Kazimir's father managed a sugar factory. Kazimir was the first of fourteen children, only nine of whom survived into adulthood. His family moved often and he spent most of his childhood in the villages of Ukraine, amidst sugar-beet plantations, far from centers of culture. Until age twelve he knew nothing of professional artists, although art had surrounded him in childhood. He delighted in peasant embroidery, and in decorated walls and stoves. He was able to paint in the peasant style. He studied drawing in Kiev from 1895 to 1896.
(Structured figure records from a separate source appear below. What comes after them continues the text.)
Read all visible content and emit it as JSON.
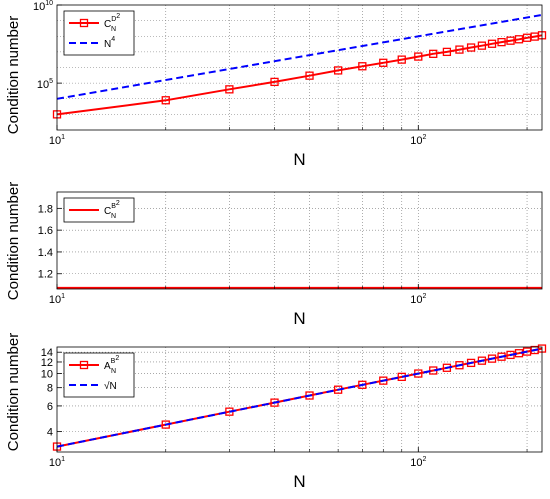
{
  "chart_data": [
    {
      "type": "line",
      "xlabel": "N",
      "ylabel": "Condition number",
      "xscale": "log",
      "yscale": "log",
      "xlim": [
        10,
        220
      ],
      "ylim": [
        100,
        10000000000
      ],
      "xticks": [
        {
          "value": 10,
          "base": "10",
          "exp": "1"
        },
        {
          "value": 100,
          "base": "10",
          "exp": "2"
        }
      ],
      "yticks": [
        {
          "value": 100000,
          "base": "10",
          "exp": "5"
        },
        {
          "value": 10000000000,
          "base": "10",
          "exp": "10"
        }
      ],
      "grid": "dotted",
      "legend_position": "top-left",
      "series": [
        {
          "name": "C_N^{D^2}",
          "name_main": "C",
          "name_sub": "N",
          "name_sup": "D",
          "name_supsup": "2",
          "color": "#ff0000",
          "style": "solid",
          "marker": "square",
          "x": [
            10,
            20,
            30,
            40,
            50,
            60,
            70,
            80,
            90,
            100,
            110,
            120,
            130,
            140,
            150,
            160,
            170,
            180,
            190,
            200,
            210,
            220
          ],
          "y": [
            1000,
            8000,
            40000,
            120000,
            300000,
            650000,
            1200000,
            2000000,
            3200000,
            5000000,
            7500000,
            10000000,
            14000000,
            19000000,
            25000000,
            33000000,
            42000000,
            52000000,
            64000000,
            80000000,
            95000000,
            115000000
          ]
        },
        {
          "name": "N^4",
          "name_main": "N",
          "name_sup": "4",
          "color": "#0000ff",
          "style": "dashed",
          "marker": "none",
          "x": [
            10,
            220
          ],
          "y": [
            10000,
            2340000000
          ]
        }
      ]
    },
    {
      "type": "line",
      "xlabel": "N",
      "ylabel": "Condition number",
      "xscale": "log",
      "yscale": "linear",
      "xlim": [
        10,
        220
      ],
      "ylim": [
        1.06,
        1.95
      ],
      "xticks": [
        {
          "value": 10,
          "base": "10",
          "exp": "1"
        },
        {
          "value": 100,
          "base": "10",
          "exp": "2"
        }
      ],
      "yticks": [
        {
          "value": 1.2,
          "label": "1.2"
        },
        {
          "value": 1.4,
          "label": "1.4"
        },
        {
          "value": 1.6,
          "label": "1.6"
        },
        {
          "value": 1.8,
          "label": "1.8"
        }
      ],
      "grid": "dotted",
      "legend_position": "top-left",
      "series": [
        {
          "name": "C_N^{B^2}",
          "name_main": "C",
          "name_sub": "N",
          "name_sup": "B",
          "name_supsup": "2",
          "color": "#ff0000",
          "style": "solid",
          "marker": "none",
          "x": [
            10,
            220
          ],
          "y": [
            1.07,
            1.07
          ]
        }
      ]
    },
    {
      "type": "line",
      "xlabel": "N",
      "ylabel": "Condition number",
      "xscale": "log",
      "yscale": "log",
      "xlim": [
        10,
        220
      ],
      "ylim": [
        2.9,
        15.2
      ],
      "xticks": [
        {
          "value": 10,
          "base": "10",
          "exp": "1"
        },
        {
          "value": 100,
          "base": "10",
          "exp": "2"
        }
      ],
      "yticks": [
        {
          "value": 4,
          "label": "4"
        },
        {
          "value": 6,
          "label": "6"
        },
        {
          "value": 8,
          "label": "8"
        },
        {
          "value": 10,
          "label": "10"
        },
        {
          "value": 12,
          "label": "12"
        },
        {
          "value": 14,
          "label": "14"
        }
      ],
      "grid": "dotted",
      "legend_position": "top-left",
      "series": [
        {
          "name": "A_N^{B^2}",
          "name_main": "A",
          "name_sub": "N",
          "name_sup": "B",
          "name_supsup": "2",
          "color": "#ff0000",
          "style": "solid",
          "marker": "square",
          "x": [
            10,
            20,
            30,
            40,
            50,
            60,
            70,
            80,
            90,
            100,
            110,
            120,
            130,
            140,
            150,
            160,
            170,
            180,
            190,
            200,
            210,
            220
          ],
          "y": [
            3.16,
            4.47,
            5.48,
            6.32,
            7.07,
            7.75,
            8.37,
            8.94,
            9.49,
            10.0,
            10.49,
            10.95,
            11.4,
            11.83,
            12.25,
            12.65,
            13.04,
            13.42,
            13.78,
            14.14,
            14.49,
            14.83
          ]
        },
        {
          "name": "√N",
          "name_main": "√N",
          "color": "#0000ff",
          "style": "dashed",
          "marker": "none",
          "x": [
            10,
            220
          ],
          "y": [
            3.16,
            14.83
          ]
        }
      ]
    }
  ]
}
From 1896 to 1904 Kazimir Malevich lived in Kursk. In 1904, after the death of his father, he moved to Moscow. He studied at the Moscow School of Painting, Sculpture, and Architecture from 1904 to 1910 and in the studio of Fedor Rerberg in Moscow (1904 to 1910). In 1911 he participated in the second exhibition of the group, Soyuz Molodyozhi (Union of Youth) in St. Petersburg, together with Vladimir Tatlin and, in 1912, the group held its third exhibition, which included works by Aleksandra Ekster, Tatlin, and others. In the same year he participated in an exhibition by the collective, Donkey's Tail in Moscow. By that time his works were influenced by Natalia Goncharova and Mikhail Larionov, Russian avant-garde painters, who were particularly interested in Russian folk art called lubok. Malevich's described himself as painting in a "Cubo-Futuristic" style in 1912. In March 1913 a major exhibition of Aristarkh Lentulov's paintings opened in Moscow. The effect of this exhibition was comparable with that of Paul Cézanne in Paris in 1907, as all the main Russian avant-garde artists of the time (including Malevich) immediately absorbed the cubist principles and began using them in their works. Already in the same year the Cubo-Futurist opera, Victory Over the Sun, with Malevich's stage-set became a great success. In 1914 Malevich exhibited his works in the Salon des Indépendants in Paris together with Alexander Archipenko, Sonia Delaunay, Aleksandra Ekster, and Vadim Meller, among others. Malevich also co-illustrated, with Pavel Filonov, Selected Poems with Postscript, 1907–1914 by Velimir Khlebnikovand another work by Khlebnikov in 1914 titled Roar! Gauntlets, 1908–1914, with Vladimir Burliuk.

Malevich died of cancer in Leningrad on 15 May 1935. On his deathbed he was exhibited with the black square above him, and mourners at his funeral rally were permitted to wave a banner bearing a black square. Malevich had asked to be buried under an oak tree on the outskirts of Nemchinovka, a place to which he felt a special bond. His ashes were sent to Nemchinovka, and buried in a field near his dacha. Nikolai Suetin, a friend of Malevich’s and a fellow artist, designed a white cube with a black square to mark the burial site. The memorial was destroyed during World War II. The city of Leningrad bestowed a pension on Malevich's mother and daughter.

In 2013, an apartment block was built on the place of tomb and burial site of Kazimir Malevich. Another nearby monument to Malevich, put up in 1988, is now also on the grounds of agated community.

When it came to Malevich's work, I was mostly interested in the Suprematist movement that he was a part of.

Some examples of his work:





I found Malevich's work interesting for layout use. It was easier to work out design aesthetics for the publication after looking at Malevich's work, as it gave me some ideas of shapes that I could work with within my own little title page designs, for example using squares and thick lines.

Malevich's paintings also inspired colour choices for my publication, as well as helping towards stock considerations.